Jeśli chodzi o cały ten negatywny PR, to myślę, że niektórzy pomijają jeden istotny niuans, tłumaczący również moc całej tej g*wnoburzy. Trzeba pamiętać, że CDPR przez ostatnie lata wskazywany był jako wzór do naśladowania w branży. Pod względem praktyk biznesowych, podejścia do graczy itp. Mało tego, sam CDPR w jakiś sposób czuł tą moralną wyższość nad przeżartym korporacyjną chciwością rynku branży gier video. Przypomnę hasło "we leave greed to others". I odnośnie całego zamieszania jakie wywołała na dobrą sprawę wersja na konsole minionej generacji (bo sama wersja PC absolutnie nie upoważnia do aż takiej krytyki), to jakkolwiek mogę się zgodzić, że niepoważne jest oczekiwanie by konsola "last-gen" oferowała możliwość grania w gry na poziomie "next-gen", CDPR jednak zachował się - delikatnie mówiąc - bardzo nieładnie, prowadząc marketing tej gry w sposób, który z dzisiejszej perspektywy był wyrachowaną kampanią dezinformacji. Bo przypomnę tylko, że CDPR (albo i CDP - ciężko to rozdzielić) nie rozsyłał wersji konsolowej dla recenzentów. Otrzymali oni tylko wersję PC na ostatnią chwilę (co jest praktykowane powszechnie ostatnio), ale z zakazem publikowania jakichkolwiek urywków z gry, poza tymi przygotowanymi przez CDPR (co jest raczej niespotykane). Z dzisiejszej perspektywy wydaje się, że wszystkie te decyzje były podejmowane z moralnie raczej niskich pobudek, przy pełnej świadomości problemów, które ma ta produckja. Myślę tylko, że przeliczyli się z reakcją, zakładając że "jakoś to będzie, będziemy łatać". A tak mamy spektakularny upadek z wysokiego konia.

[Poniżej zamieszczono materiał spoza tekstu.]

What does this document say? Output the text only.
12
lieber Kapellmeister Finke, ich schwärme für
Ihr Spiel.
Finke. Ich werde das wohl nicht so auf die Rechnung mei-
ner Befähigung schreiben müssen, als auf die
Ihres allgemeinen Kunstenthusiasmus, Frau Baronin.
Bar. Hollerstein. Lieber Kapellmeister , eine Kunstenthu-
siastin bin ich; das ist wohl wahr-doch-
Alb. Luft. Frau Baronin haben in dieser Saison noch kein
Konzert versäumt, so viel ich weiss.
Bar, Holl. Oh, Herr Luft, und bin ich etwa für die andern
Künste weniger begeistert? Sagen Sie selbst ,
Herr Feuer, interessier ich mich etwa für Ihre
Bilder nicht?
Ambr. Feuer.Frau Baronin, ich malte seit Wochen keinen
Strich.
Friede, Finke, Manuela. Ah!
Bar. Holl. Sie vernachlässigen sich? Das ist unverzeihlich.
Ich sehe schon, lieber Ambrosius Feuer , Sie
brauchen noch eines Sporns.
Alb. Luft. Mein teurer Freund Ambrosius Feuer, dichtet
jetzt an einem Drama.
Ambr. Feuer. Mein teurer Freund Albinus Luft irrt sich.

Ja jednak wierzę, że sytuacja jest do uratowania, choć nie będzie to łatwe. Na pewno nie ma co nawet wspominać teraz o jakiś DLC (mają zostać ogłoszone). Najpierw gra powinna zostać solidnie załatana. Wiele mechanik da się przy tym ulepszyć (NPC, policja, lepsze zarządzanie ekwipunkiem itp.). Do tego dorzuci się jakieś gratisy na otarcie łez (darmowe różowe gacie, albo coś w ten deseń) i wszyscy będą zadowoleni. Niepokoi mnie tylko to, że podobno do gry ma zostać dodany multiplayer. Czyli znowu coś w czym CDPR nie ma żadnego doświadczenia, więc generuje spore ryzyko. Na dodatek bardzo ważne by z jednej strony łatać grę w miarę sprawnie i szybko, ale jednocześnie nie zajeżdżać załogi, która ma założone homonto już od dłuższego czasu. Mleko już się rozlało i nie ma co tworzyć nowego zarzewia konfliktu. Trzeba to wszystko jakoś zbalansować.
W każdym razie, mam nadzieję, że wyprowadzą to wszystko na prostą. Przynajmniej mamy 100% gwarancję, że kolejną produkcją będzie znowu gra z uniwersum Wiedźmina.